Seperti negara lainnya warga Indonesia lebih suka berita Nasional (78%. Medial global 86%) dibanding berita dunia. Seberapa tidak tertarik orang Indonesia pada tempat di luar pagarnya? Sangat. Hanya 38% yang peduli berita dunia. Ini peringkat 5 dari bawah dengan Peru, Colombia, Argentina dan Chile di peringkat 1 hingga 4 dari buncit.
Media-sosial sumber berita?
Jadi selain bergabung dengan negara-negara Amerika Selatan yang sangat tidak pedulian itu, apakah media-sosial yang mengenalkan kata 'viral' kepada warga Indonesia membuktikan bahwa kita memimpin dunia? Ternyata tidak. Empat dari buncit lagi peringkatnya dengan hanya 19% yang membaca berita hariannya dari situs perjejaringan sosial dibandingkan median global yang 35% dan 33% di negera muncul/sedang berkembang. Peringkat empat dari bawah ini juga disponsori oleh tetua 50+ yang 0% dan dewasa (30-49 tahun) yang hanya 13% meneguk kapsul berita media-sosialnya. Jarak muda dan tua dalam kategori berita viral ini untuk Indonesia tidaklah terlalu buruk dengan berada di papan tengah. Vietnam ekstrimnya, sementara 81% pemuda baca berita medsos, yang tua hanya 3% dengan jarak 78 poin.
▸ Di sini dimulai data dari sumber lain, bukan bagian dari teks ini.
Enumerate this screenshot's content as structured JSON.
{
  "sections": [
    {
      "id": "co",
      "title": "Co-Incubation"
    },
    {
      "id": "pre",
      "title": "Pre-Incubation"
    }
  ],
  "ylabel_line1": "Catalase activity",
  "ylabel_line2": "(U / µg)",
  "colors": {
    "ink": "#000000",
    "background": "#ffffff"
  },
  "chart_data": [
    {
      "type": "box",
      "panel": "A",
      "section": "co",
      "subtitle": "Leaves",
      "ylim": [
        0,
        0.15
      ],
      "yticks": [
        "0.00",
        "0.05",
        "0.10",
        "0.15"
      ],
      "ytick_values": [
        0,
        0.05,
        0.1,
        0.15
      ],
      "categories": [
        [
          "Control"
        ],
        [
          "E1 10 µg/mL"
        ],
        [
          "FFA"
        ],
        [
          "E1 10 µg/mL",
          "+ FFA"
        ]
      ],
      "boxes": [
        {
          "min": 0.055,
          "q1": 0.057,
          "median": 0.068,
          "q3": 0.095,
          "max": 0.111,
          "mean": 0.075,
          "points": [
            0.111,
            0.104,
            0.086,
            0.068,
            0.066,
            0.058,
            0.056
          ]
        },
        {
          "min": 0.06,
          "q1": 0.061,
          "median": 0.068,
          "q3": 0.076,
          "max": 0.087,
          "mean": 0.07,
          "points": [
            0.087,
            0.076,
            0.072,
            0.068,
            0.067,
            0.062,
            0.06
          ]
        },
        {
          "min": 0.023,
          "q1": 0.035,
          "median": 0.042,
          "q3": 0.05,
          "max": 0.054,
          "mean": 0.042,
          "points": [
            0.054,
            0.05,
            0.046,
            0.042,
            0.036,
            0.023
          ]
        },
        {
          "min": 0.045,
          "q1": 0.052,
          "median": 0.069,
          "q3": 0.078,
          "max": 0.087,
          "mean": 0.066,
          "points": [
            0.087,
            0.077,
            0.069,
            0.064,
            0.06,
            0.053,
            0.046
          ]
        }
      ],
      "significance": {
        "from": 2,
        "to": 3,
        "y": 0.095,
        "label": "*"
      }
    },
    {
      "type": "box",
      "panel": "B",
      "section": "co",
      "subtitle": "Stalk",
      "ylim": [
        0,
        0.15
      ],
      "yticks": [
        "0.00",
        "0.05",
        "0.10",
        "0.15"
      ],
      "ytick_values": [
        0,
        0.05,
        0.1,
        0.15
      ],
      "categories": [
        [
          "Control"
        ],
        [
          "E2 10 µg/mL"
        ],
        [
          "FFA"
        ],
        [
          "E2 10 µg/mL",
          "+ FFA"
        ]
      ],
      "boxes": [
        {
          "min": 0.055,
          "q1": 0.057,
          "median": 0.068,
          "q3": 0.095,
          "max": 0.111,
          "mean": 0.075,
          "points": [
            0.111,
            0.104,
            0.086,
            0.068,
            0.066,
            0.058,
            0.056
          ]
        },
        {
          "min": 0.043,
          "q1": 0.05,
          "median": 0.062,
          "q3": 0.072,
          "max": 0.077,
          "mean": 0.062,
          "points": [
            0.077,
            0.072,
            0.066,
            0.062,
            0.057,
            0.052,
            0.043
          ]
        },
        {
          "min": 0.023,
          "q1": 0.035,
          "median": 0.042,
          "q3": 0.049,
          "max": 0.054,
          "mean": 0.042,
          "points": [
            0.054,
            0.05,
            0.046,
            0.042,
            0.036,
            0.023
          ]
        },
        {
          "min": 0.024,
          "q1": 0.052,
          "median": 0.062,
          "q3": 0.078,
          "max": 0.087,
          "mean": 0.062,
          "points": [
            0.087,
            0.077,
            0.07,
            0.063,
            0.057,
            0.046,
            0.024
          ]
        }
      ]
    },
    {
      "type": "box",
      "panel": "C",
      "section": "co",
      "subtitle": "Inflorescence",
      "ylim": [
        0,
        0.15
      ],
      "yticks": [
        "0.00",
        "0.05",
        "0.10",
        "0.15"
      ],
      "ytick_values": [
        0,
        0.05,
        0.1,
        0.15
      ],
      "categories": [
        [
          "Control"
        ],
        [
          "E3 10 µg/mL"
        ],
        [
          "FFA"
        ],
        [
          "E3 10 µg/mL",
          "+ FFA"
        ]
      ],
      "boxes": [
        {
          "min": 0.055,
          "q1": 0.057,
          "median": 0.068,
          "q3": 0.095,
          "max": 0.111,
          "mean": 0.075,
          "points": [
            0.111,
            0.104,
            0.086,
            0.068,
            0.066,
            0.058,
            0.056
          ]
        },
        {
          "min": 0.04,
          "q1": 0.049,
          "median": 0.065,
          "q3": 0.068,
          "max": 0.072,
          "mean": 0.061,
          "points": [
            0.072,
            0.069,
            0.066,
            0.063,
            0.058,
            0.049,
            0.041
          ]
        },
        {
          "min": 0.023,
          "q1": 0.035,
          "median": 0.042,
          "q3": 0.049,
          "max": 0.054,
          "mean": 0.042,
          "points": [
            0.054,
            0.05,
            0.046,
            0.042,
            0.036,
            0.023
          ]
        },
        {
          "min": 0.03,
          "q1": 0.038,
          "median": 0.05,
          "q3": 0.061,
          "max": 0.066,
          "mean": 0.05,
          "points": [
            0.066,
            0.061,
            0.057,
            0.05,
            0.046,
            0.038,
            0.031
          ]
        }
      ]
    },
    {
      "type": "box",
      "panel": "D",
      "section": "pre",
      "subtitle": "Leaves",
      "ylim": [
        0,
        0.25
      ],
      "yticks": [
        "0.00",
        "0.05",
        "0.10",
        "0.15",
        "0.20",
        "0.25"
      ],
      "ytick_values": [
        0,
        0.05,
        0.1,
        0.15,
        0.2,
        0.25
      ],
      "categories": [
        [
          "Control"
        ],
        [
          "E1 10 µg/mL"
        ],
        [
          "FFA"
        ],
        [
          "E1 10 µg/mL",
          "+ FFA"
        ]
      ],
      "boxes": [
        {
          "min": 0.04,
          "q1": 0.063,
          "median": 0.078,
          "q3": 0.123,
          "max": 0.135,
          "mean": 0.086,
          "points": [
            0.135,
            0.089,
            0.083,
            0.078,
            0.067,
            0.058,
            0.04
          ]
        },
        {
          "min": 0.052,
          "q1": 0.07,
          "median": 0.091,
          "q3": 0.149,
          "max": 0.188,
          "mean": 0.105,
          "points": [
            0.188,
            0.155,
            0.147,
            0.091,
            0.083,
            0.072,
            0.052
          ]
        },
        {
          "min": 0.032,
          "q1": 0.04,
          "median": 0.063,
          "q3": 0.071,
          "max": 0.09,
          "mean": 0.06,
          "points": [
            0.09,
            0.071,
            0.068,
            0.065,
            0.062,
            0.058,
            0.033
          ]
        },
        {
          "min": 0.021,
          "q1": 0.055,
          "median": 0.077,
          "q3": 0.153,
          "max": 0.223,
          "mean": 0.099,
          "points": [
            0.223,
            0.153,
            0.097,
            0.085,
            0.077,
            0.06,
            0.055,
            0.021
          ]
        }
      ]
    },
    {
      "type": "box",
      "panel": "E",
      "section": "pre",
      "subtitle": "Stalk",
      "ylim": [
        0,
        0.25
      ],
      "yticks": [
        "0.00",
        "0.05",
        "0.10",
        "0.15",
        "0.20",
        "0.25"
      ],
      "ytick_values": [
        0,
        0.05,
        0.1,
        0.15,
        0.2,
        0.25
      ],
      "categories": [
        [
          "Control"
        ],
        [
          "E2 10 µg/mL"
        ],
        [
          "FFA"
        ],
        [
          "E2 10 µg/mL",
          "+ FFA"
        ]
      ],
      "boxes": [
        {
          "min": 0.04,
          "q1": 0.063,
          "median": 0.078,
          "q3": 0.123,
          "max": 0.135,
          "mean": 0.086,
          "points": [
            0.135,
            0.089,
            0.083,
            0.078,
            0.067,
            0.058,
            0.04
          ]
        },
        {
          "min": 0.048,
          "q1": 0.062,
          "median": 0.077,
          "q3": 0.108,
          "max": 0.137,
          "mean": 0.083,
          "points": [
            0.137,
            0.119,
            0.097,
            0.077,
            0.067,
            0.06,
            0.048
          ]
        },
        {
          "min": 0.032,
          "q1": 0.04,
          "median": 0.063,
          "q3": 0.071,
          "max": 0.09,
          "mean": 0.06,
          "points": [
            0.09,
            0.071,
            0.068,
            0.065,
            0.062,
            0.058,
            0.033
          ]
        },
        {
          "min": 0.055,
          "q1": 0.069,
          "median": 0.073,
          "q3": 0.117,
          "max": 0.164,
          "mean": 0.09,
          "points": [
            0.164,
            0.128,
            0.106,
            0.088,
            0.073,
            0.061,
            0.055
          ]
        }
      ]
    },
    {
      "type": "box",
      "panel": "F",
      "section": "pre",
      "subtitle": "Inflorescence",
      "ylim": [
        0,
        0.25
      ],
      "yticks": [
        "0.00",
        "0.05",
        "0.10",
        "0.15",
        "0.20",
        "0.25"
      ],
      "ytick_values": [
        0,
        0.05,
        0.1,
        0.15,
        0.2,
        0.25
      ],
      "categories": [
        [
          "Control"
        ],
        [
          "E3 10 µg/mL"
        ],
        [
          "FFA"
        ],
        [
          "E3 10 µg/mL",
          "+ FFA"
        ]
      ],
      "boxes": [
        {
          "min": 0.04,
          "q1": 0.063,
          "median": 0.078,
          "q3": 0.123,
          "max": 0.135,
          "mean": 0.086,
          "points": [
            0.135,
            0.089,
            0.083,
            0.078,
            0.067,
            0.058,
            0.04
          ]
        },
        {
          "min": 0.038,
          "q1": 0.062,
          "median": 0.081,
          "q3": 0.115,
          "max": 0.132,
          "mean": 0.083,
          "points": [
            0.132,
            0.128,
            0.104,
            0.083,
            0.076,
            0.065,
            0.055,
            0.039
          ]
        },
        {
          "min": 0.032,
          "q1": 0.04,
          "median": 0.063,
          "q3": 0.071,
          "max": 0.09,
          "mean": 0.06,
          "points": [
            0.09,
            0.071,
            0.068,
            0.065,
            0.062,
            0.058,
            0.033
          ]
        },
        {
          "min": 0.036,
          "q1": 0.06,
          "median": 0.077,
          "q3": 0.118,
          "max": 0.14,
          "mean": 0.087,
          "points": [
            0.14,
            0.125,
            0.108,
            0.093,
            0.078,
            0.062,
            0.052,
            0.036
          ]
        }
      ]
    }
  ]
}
(Tabel di atas, kanan) Yang kaya 'pasti' punya telepon pintar Anda mungkin pikir. (baca juga Indonesia, Perils of Misperceptions hanya 21% warga Indonesia miliki). Ternyata si kaya (yang miliki telepon-pintar hanya 26%-nya gunakan untuk baca berita. Si miskin (ini harusnya yang punya juga) hanya 12%-nya untuk kegunaan yang sama. Bagaimana misalnya Vietnam yang jurang kaya-miskin baca beritanya paling besar? 66% berpenghasilan tinggi dan 34% berpenghasilan rendah baca berita dari jejaring sosial.
Di kategori pendidikan, warga Indonesia yang berpendidikan kurang juga ada di lima dari bawah dengan hanya 8% membaca berita medsos. Sementara rekannya berpendidikan lebih ada di papan tengah dengan 44% rajin membacanya. Tetangga jauh Vietnam terdidik juara dengan 77% baca berita medsos. Lelaki Indonesia, peringkat tiga dari bawah dengan 12%, yang perempuan sedikit lebih baik (empat dari bawah) dengan 26% baca berita medsos.
Disclaimer: pemilik akun aba-amba.blogspot.co.id tidak terafiliasi dengan atau memeroleh ijin khusus pengutipan dari Pew Research Center. Informasi semata untuk kemudahan pembaca berbahasa Indonesia.